Reflecting on the natural growth process helps us to grasp the Old Covenant-New Covenant relationship of God and mankind.  God has not changed in His desire for communion with mankind, but man had to 'grow up' before he was ready for communion with God.  Yahweh had to teach, to guide, to mentor Israel into an understanding of who He is and what He wants for them before they were ready to accept an "adult relationship" with the Most High.  The New Testament is the story of that relationship. 

Jesus said, "Salvation is from the Jews."  God could not teach mankind as a whole because He had to find a person, a family, a tribe, a nation who would listen and obey Him under the 'old' covenant before they were ready for a new relationship:  I no longer call you servants but friends, Jesus said to His disciples. 
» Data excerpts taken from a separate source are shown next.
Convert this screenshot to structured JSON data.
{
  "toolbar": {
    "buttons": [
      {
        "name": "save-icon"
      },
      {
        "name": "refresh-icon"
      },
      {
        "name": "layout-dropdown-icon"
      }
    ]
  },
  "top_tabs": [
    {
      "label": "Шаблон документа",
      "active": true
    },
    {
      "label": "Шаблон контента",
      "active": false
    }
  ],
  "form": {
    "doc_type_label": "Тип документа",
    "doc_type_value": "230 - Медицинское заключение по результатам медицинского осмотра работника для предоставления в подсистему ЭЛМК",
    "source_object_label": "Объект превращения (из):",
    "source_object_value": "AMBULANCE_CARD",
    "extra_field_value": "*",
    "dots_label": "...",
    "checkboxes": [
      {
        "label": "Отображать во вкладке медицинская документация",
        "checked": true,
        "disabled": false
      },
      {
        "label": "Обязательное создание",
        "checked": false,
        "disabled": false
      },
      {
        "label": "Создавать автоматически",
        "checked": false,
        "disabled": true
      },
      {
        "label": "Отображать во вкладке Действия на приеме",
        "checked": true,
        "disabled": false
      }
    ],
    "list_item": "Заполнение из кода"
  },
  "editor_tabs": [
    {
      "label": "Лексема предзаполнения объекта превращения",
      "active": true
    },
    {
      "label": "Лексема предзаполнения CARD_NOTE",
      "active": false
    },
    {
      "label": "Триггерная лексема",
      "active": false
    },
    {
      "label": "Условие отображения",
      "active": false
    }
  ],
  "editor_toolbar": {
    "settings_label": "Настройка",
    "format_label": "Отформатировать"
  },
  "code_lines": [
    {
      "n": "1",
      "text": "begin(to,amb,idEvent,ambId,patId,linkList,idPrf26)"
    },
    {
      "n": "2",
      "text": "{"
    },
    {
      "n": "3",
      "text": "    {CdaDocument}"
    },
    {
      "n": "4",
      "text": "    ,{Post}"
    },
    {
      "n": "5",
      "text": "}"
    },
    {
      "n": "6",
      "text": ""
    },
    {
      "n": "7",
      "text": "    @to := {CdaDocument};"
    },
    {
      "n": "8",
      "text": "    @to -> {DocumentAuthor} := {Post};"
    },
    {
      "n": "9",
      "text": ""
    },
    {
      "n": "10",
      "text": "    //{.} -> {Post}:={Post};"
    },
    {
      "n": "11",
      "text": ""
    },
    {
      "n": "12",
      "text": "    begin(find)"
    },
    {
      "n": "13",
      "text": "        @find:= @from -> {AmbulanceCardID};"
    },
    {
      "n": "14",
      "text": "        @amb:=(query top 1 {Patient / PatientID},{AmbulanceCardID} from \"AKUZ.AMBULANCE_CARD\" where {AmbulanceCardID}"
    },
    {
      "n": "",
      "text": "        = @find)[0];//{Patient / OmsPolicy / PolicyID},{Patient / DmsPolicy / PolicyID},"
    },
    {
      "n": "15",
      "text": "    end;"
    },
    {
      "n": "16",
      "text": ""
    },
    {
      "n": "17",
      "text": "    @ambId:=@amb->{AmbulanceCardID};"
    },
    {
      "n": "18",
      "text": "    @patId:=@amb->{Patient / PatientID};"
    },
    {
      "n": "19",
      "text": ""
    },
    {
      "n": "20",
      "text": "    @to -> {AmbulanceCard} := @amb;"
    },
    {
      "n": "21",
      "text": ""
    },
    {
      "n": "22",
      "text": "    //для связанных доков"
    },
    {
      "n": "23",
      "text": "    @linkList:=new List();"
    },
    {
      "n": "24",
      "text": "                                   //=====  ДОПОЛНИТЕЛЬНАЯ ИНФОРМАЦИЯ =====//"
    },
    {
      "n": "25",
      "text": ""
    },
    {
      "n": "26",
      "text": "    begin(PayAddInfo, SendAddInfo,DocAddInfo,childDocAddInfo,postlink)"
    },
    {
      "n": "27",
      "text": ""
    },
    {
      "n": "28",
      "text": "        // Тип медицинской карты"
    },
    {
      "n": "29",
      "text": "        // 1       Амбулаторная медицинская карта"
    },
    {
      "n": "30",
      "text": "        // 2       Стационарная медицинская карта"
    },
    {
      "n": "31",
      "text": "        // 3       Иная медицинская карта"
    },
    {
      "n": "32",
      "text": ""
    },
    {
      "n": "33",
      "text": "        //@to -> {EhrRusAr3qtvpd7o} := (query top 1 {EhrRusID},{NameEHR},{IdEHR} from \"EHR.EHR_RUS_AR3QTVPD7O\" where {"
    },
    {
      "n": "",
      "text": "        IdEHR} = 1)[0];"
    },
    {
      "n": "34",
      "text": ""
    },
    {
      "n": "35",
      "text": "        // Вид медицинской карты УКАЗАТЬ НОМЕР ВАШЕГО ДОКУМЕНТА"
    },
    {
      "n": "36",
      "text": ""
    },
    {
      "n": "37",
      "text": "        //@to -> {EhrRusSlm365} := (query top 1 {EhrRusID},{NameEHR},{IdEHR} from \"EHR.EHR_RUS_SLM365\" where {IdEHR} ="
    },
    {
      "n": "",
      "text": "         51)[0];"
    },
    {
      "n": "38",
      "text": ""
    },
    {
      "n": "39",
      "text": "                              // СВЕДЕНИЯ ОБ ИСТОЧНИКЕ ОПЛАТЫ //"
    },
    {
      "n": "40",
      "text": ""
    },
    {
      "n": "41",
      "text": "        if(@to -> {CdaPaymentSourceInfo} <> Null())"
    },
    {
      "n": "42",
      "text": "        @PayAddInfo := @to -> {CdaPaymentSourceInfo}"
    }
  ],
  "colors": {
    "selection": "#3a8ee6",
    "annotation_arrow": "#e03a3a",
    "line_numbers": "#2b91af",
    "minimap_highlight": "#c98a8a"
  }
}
A new kind of relationship is given to us, an adult exchange of love and respect and appreciation, just as we experience with our adult children.  But even now, under the New Covenant, many people are not yet ready for this kind of relationship with the living God.  Rather, they prefer the Old Covenant relationship where they were told what to do and when to do it.   If they follow the rules, they are safe and do not have to engage further with a Person Who loves them beyond all measure. 

Each one of us must go through the "growing up" process in our faith/relationship with God.  At first, we follow what we are told.  Later, though, when we are ready, He will send His own Spirit-breath into us, and we will know the absolute freedom of relationship and love, the divine exchange of Spirit to spirit.  And just like falling in love, we will rejoice in a new relationship that need never grow old or distant.